In September of 1999, I was asked to do an audition test for Scooby-Doo. I was approved in mid-October, and started working on Scooby on November 21 and the rest is history...it will be nine full years of Scooby this November 21st! Zoinks! Scooby's been good to me!
During this time in '99, I was also working at the Franklin Mint in the art department doing conceptual design for statues, sculptures, knives, figures, etc and I remember doing my Pokemon audition during my lunch hour there in my cubicle. I also did my Scooby audition there as well. At the time they didn't give me any real reference for Scooby, or Pokemon either for that matter. I must have had the right sensibilities or something that allowed me to get it really close to what they wanted because they hired me. I beat out quite a few artists to get Scooby. Soon after I was approved, then I would get tons of reference, which I've accumulated over the years. It was great at the time to have these opportunities because the Mint was having money and corporate control issues and they were laying off people left and right. I sensed a change in the place and left before I probably would have been laid off and went back to work in my home studio and worked right through the next two years on Pokemon and Scooby. I was offered even more Pokemon work in 2000 but declined because I was so deep in Scooby work with three big Scooby projects going at one time! 2000 remains my most favorite year of my life creatively and financially. It was Scooby all day, all night!
At any rate, here's some Pokemon sketches from 1999/2000 that I did for stuff. They're just more prelims. I even drew on crappy copy paper or cheap kids sketchpads back then too! The last Pokemon thing I drew was a 60-page "How To Draw Pokemon" book, which never did get published as they pulled it and I got my kill fee for it. I still have the approved rough version of it.
Pokemon died out as a fad in 2000/2001 and the kids had moved onto Digimon. I guess they sensed it too at a corporate level...but look at it now! It's 2008 and Pokemon is back and the kids love it again! I see how much interest there still is for it when I go to speak at schools and do my 'speak and sketch' demos. Enjoy!
Hey Scott,
ReplyDeleteVery interesting post. I love hearing about what its like to work on animated shows. Regarding the how to draw book: my brother spends hours with his pokemon how to draw books and its a shame yours did not get published. If you were to post any pages from it we'd both appreciate it. Keep up posting either way!
-Jen
Hi Jen,
ReplyDeleteThanks for writing me. I didn't work on the animated show for Pokemon. In case you didn't know, but Pokemon was created in Japan and it was on TV in Japan for YEARS before it got picked up in America.

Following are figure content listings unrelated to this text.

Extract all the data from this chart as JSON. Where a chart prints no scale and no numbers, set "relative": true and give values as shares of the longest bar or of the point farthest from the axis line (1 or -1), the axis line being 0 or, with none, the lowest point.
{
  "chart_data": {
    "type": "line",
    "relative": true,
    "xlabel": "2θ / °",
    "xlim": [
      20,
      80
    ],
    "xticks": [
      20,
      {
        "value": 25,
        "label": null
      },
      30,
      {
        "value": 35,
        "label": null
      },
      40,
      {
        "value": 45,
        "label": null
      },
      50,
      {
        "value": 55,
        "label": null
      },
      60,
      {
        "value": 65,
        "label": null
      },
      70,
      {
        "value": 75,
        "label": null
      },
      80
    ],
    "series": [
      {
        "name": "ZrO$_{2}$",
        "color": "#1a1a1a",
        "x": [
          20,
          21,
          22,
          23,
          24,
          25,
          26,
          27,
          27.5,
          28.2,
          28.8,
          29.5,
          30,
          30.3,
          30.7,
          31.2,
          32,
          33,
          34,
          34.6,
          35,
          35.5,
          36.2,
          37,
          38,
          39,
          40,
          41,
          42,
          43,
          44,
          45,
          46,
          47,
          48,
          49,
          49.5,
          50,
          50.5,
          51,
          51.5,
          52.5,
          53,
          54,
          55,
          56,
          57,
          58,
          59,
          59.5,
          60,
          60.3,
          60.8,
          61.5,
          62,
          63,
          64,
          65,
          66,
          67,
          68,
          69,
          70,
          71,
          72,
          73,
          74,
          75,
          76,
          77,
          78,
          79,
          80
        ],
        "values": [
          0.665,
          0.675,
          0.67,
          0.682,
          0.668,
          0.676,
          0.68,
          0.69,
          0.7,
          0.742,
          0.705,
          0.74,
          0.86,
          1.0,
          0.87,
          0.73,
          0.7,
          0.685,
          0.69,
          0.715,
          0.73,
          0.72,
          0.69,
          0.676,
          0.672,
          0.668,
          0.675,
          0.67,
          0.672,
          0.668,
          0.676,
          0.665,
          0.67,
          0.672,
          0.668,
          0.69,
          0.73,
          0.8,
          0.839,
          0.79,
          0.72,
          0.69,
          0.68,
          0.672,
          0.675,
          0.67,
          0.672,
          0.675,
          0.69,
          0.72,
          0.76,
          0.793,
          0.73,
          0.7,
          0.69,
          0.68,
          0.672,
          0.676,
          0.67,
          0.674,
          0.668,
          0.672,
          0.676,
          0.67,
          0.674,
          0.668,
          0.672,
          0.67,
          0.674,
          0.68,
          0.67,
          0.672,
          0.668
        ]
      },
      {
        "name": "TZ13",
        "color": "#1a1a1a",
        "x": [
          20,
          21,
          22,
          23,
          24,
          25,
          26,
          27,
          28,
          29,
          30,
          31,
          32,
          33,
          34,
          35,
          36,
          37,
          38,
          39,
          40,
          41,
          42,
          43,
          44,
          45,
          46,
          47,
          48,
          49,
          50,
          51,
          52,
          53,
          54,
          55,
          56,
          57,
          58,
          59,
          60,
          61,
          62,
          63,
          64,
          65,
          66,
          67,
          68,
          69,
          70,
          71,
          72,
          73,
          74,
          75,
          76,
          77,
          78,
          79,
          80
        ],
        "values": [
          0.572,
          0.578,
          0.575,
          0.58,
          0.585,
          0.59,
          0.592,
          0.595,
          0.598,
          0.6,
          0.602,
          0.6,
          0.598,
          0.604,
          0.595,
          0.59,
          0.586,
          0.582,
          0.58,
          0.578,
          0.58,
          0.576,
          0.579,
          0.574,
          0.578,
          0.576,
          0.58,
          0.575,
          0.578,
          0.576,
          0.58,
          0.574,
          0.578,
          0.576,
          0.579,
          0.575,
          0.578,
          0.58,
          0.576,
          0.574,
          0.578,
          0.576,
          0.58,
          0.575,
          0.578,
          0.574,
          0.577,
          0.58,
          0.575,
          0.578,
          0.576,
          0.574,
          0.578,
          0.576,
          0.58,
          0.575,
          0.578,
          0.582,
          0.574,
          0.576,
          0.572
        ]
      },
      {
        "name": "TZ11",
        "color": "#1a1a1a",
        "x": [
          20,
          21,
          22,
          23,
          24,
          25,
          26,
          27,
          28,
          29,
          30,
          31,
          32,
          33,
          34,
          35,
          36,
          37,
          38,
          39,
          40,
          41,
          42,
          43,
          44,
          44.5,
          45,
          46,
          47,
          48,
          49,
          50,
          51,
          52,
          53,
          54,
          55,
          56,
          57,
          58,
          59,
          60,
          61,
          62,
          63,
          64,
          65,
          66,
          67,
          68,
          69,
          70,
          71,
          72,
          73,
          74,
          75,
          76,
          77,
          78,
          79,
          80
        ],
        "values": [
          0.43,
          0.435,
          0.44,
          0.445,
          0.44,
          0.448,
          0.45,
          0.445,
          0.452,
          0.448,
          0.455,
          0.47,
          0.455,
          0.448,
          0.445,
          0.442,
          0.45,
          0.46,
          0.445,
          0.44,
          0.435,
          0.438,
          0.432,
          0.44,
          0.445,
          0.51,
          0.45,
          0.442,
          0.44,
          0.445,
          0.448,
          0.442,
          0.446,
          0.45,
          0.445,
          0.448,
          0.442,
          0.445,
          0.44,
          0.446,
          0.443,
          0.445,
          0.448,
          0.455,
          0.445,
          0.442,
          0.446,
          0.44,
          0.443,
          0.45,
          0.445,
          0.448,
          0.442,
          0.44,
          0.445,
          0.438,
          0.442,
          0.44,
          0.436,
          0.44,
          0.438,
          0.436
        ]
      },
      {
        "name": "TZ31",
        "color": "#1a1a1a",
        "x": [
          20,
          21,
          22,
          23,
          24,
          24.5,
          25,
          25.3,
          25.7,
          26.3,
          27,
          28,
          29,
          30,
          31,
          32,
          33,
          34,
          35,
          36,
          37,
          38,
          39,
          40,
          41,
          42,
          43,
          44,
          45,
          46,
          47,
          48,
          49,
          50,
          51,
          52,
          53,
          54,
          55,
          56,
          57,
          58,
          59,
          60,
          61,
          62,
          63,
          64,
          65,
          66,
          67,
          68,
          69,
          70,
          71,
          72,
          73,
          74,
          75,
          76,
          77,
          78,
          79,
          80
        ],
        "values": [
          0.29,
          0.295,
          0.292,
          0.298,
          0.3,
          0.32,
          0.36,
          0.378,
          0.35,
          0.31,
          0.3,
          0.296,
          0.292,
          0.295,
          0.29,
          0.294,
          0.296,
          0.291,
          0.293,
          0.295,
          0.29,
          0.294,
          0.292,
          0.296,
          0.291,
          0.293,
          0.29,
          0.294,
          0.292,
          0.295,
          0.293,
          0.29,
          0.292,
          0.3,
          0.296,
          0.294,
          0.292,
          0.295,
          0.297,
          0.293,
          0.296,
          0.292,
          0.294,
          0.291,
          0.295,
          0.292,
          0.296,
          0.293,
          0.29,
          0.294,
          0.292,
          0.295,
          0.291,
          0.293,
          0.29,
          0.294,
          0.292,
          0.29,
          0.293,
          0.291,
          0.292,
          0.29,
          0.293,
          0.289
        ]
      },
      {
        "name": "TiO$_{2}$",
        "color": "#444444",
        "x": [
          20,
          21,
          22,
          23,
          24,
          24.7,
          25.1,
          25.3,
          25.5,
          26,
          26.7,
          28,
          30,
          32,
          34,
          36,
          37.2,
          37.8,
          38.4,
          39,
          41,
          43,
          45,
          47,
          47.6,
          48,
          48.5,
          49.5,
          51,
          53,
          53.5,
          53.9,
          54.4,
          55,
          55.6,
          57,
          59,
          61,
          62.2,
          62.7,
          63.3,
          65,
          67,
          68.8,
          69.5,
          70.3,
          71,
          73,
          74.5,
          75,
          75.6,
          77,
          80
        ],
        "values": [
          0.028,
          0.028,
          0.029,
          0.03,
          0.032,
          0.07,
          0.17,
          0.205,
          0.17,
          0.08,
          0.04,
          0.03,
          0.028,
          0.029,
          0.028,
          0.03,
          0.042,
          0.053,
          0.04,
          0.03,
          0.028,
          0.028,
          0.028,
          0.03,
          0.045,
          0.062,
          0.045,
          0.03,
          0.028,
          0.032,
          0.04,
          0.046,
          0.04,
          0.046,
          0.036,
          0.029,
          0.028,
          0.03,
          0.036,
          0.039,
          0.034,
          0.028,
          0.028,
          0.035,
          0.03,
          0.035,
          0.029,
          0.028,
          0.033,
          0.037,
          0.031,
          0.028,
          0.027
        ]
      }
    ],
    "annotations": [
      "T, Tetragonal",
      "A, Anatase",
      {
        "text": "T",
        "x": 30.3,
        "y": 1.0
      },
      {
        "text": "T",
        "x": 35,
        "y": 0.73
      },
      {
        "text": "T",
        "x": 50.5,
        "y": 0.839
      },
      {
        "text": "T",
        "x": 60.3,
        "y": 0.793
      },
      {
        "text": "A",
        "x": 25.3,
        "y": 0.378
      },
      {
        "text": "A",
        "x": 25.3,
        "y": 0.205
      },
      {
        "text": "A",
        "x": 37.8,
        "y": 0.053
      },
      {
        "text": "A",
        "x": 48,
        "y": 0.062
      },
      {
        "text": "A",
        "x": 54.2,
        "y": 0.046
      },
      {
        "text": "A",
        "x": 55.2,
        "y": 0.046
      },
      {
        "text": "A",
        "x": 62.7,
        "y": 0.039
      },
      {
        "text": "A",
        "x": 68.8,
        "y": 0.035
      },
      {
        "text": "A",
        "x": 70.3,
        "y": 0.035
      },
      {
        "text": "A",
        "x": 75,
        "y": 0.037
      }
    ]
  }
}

When it was bought and licensed by an American company to put it on TV over here, they then had to go and revoice all the characters in English and edit some stuff out if it was too violent, and once it was deemed kid safe, then it would be shown on American TV. In a case with a show like Sailor Moon, they had major editing done to each show as they took out all the lesbian overtones to the show. A lot of the original Manga shows are really violent so most times that's what's cut out.
At any rate, when you saw the first Pokemon movie over here, in Japan, they were up to the 4th film that was being shown!
So for Pokemon, all I did was licensed products that didn't use pre-existing art from Japan (i.e. Products that had specific scenarios in them that had to be drawn fresh and not pieced together from other art). That's the kind of work I did which included coloring and activity books and some product art.